Dear Community,
Can someone please explain following lines of code:
readdata = (('hFE0>>2) << 4) | (REG_OP_CFGWR << 0);
regData = EXT_CTRL << 4 | REG_OP_CFGWR;
It generates same data to write inside PCIE registers
Dear Community,
Can someone please explain following lines of code:
readdata = (('hFE0>>2) << 4) | (REG_OP_CFGWR << 0);
regData = EXT_CTRL << 4 | REG_OP_CFGWR;
It generates same data to write inside PCIE registers
In reply to haykp:
Without seeing the declarations of all operands, it’s impossible to tell you exactly what is being performed. The first statement has a few superfluous operations. I’m guessing it was automatically generated, or cut&paste from similar expressions.
In reply to dave_59:
Dear Dave,
Thanks for looking on this.
This is little differnet example, but same operations:
reg [31:0] regData;
typedef enum {
CFG_NONE = 32'h400, // CFG (AVIP & VIP)
VENDOR_ID = 32'h401, // Vendor ID (AVIP & VIP)

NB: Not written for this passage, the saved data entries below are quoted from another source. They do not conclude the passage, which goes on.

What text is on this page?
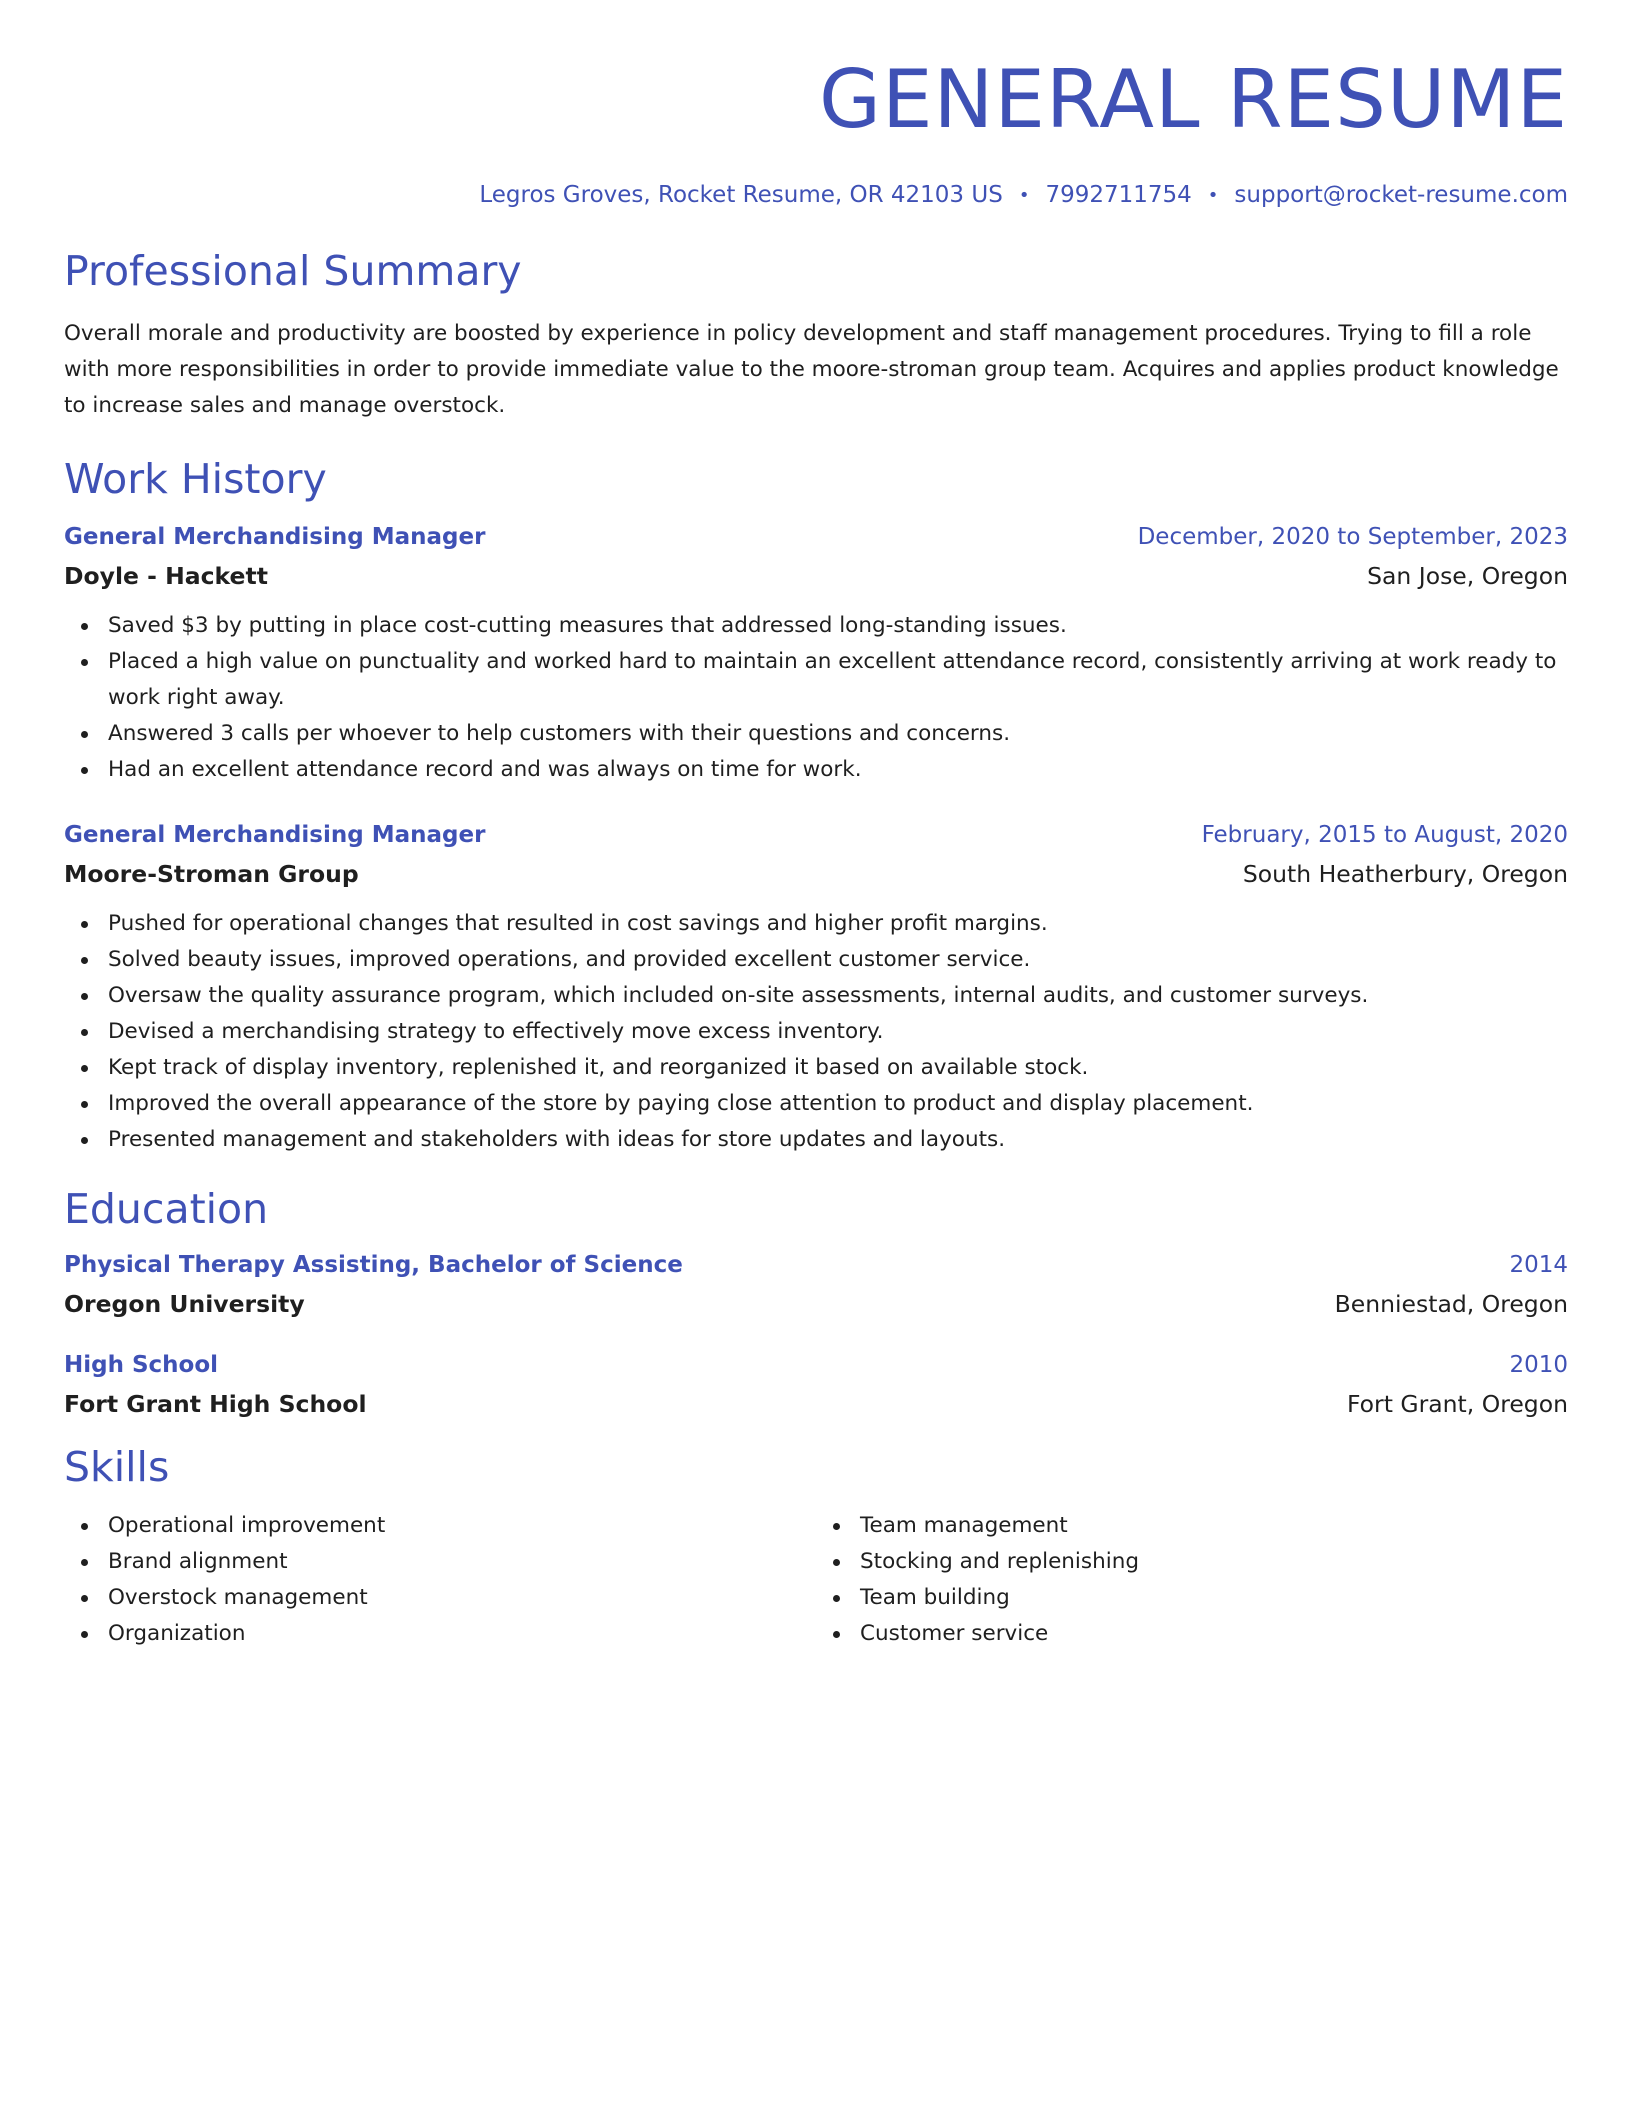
GENERAL RESUME
Legros Groves, Rocket Resume, OR 42103 US • 7992711754 • support@rocket-resume.com
Professional Summary
Overall morale and productivity are boosted by experience in policy development and staff management procedures. Trying to fill a role with more responsibilities in order to provide immediate value to the moore-stroman group team. Acquires and applies product knowledge to increase sales and manage overstock.
Work History
General Merchandising Manager	December, 2020 to September, 2023
Doyle - Hackett	San Jose, Oregon
Saved $3 by putting in place cost-cutting measures that addressed long-standing issues.
Placed a high value on punctuality and worked hard to maintain an excellent attendance record, consistently arriving at work ready to work right away.
Answered 3 calls per whoever to help customers with their questions and concerns.
Had an excellent attendance record and was always on time for work.
General Merchandising Manager	February, 2015 to August, 2020
Moore-Stroman Group	South Heatherbury, Oregon
Pushed for operational changes that resulted in cost savings and higher profit margins.
Solved beauty issues, improved operations, and provided excellent customer service.
Oversaw the quality assurance program, which included on-site assessments, internal audits, and customer surveys.
Devised a merchandising strategy to effectively move excess inventory.
Kept track of display inventory, replenished it, and reorganized it based on available stock.
Improved the overall appearance of the store by paying close attention to product and display placement.
Presented management and stakeholders with ideas for store updates and layouts.
Education
Physical Therapy Assisting, Bachelor of Science	2014
Oregon University	Benniestad, Oregon
High School	2010
Fort Grant High School	Fort Grant, Oregon
Skills
Operational improvement
Brand alignment
Overstock management
Organization
Team management
Stocking and replenishing
Team building
Customer service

DEVICE_ID = 32'h402, // Device
COMMAND=32'h4023
} regNumT
regNumT type0reg[3:0];
typedef enum {
OP_UNDEFINED = 0,
OP_RESIZE = 1,
OP_CFGWR = 3,
} OpT;
regData = (type0reg[i] << 4) | (OP_CFGWR << 0);
regData = (COMMAND >> 2) | (OP_CFGWR << 0);
In reply to haykp:
Shifting a value left by 0 places has absolutely no effect on the value or its type. Maybe the person that wrote this was being paid by the size of the file.
In reply to dave_59:
Haha, thanks
I think this is automatically generated code. For some cases the shifting value is 0, other cases more than 0.
This is mechanism to write data into registers.